Greek Cypriots run Cyprus’s internationally recognised government, while Turkish Cypriots have a breakaway state in the north – recognised only by Ankara. The rebel state say resources around the island belong to them too.
After speaking to the Cyprus President Nicos Anastasiades, President of the European Council, Donald Tusk, said: “I call on Turkey to avoid threats or actions against any EU member and instead commit to good neighbourly relations, peaceful dispute settlement and respect for territorial sovereignty.”
The EU Commission echoed Mr Tusks’ warning, saying: “Turkey needs to commit unequivocally to neighbourly relations and avoid any kind of source of friction, threat or action directed against a member state.
“The EU also stresses the need to respect the sovereignty of member states over their territorial sea and airspace.”
This morning Turkish President Tayyip Erdogan called on Cyprus not to “overstep the mark”.
Cyprus is one of several states, including Israel and Lebanon, racing to tap gas deposits in the eastern Mediterranean.
Turkey’s foreign ministry has not made any mention of obstructing the Eni ship, but said the case was a unilateral move by Greek Cypriots that violated the sovereign rights of Turkish Cypriots.

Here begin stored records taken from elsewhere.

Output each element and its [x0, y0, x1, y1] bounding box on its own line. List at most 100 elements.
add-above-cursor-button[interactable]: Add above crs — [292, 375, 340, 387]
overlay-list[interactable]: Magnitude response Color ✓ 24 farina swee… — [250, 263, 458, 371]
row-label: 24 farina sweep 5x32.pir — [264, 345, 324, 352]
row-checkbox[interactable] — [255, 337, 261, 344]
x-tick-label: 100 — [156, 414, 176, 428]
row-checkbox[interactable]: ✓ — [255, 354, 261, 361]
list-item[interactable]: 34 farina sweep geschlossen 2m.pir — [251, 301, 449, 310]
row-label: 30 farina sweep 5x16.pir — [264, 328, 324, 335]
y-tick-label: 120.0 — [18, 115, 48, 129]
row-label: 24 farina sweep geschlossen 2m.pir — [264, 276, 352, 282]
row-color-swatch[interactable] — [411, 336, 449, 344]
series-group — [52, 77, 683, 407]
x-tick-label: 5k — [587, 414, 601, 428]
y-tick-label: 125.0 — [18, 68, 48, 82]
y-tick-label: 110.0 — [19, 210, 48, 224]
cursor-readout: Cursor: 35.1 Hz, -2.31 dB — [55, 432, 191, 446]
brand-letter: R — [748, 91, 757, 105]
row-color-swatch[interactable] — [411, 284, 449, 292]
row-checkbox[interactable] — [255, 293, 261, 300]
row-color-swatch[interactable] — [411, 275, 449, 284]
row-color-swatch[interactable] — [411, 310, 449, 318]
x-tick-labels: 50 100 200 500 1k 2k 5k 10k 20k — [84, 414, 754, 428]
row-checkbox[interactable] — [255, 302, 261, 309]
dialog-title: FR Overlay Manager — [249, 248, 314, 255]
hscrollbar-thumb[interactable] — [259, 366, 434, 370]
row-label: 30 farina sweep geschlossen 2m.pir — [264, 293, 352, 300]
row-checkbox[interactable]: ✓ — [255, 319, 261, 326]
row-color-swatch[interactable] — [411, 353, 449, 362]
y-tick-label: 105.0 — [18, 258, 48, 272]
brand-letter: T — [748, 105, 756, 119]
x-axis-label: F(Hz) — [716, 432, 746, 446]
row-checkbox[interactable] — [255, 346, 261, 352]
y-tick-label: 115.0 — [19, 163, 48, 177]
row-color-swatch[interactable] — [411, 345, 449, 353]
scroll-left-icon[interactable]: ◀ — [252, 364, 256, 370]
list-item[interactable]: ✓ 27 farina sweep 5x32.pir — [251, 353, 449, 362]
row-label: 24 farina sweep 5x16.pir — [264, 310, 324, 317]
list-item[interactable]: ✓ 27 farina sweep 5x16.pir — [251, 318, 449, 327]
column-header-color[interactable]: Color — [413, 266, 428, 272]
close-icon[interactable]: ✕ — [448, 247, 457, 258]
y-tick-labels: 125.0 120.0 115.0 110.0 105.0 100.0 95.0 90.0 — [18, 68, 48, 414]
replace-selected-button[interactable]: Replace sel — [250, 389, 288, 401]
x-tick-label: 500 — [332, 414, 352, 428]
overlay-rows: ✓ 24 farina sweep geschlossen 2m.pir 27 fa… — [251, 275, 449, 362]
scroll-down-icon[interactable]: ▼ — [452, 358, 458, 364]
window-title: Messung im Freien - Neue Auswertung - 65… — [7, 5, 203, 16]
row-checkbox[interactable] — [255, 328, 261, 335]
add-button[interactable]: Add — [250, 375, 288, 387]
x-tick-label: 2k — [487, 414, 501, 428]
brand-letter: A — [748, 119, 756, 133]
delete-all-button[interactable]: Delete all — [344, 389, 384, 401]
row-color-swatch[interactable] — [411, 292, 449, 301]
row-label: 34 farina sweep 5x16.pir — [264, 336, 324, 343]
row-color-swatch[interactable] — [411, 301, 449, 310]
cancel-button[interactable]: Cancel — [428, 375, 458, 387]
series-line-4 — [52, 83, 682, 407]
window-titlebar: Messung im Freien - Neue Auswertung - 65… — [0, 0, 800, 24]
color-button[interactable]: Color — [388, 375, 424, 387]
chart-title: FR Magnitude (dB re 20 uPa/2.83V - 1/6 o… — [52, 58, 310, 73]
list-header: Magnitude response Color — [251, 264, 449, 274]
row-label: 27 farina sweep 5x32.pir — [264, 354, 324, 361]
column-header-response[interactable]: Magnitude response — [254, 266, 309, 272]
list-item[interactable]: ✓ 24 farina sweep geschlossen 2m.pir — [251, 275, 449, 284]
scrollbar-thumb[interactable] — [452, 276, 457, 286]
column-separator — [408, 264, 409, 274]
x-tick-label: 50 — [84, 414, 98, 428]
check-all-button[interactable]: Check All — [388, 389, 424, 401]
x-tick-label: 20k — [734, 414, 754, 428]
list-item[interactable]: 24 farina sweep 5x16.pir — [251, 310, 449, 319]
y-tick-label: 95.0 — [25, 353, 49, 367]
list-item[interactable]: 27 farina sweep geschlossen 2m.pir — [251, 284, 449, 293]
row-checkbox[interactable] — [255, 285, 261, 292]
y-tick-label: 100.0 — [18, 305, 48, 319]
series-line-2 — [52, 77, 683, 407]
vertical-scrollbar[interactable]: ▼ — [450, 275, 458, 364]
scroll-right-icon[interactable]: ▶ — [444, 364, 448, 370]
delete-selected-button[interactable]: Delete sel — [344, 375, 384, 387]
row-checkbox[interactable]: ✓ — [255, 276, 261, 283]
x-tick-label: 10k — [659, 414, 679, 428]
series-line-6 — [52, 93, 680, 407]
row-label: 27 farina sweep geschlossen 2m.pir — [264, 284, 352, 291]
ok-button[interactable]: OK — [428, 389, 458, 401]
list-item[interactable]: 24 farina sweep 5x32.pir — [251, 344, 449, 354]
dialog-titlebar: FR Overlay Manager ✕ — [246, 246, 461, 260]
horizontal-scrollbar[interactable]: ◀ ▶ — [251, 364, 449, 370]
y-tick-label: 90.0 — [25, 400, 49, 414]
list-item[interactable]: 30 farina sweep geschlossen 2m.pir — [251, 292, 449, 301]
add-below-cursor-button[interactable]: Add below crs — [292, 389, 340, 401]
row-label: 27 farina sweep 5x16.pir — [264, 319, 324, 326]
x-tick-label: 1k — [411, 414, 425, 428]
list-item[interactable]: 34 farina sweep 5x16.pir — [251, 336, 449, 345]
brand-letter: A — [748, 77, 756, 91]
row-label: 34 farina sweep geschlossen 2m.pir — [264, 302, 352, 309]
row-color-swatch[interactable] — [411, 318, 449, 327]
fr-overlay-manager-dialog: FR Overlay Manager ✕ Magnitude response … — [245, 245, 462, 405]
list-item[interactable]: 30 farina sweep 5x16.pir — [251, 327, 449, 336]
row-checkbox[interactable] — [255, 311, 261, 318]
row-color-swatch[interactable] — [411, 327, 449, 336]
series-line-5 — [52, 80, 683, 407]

Ankara accused Greek Cypriots of jeopardising security and stability on the ethnically split island and in the region.
But on Monday Greece hit back, saying Turkey had violated international law and said its “provocative conduct” was inconsistent with that of a country seeking accession to the EU.
The foreign ministry in Athens said: “We call on Turkey to desist from further unlawful actions and to comply with its obligations stemming from international law.”
Relations between the EU and Turkey have become strained over human rights allegations following a large-scale by crackdown by Ankara in the wake of a failed Turkish coup in 2016.
However, European countries still rely on Turkey as a NATO ally and as a brake to help reduce an influx of Syrian and other refugees into the bloc.
Turkey’s EU minister, Omer Celik, will join 28 foreign ministers of the bloc for talks in Bulgaria on Friday.
Ankara is pushing to lift visa requirements for its citizens travelling to Europe.
Despite being careful to avoid upsetting President Tayyip Erdogan, EU chiefs are currently unwilling to grant the migration concession.
But Brussels is due to commit more money for the large number of Syrian refugees living in Turkey.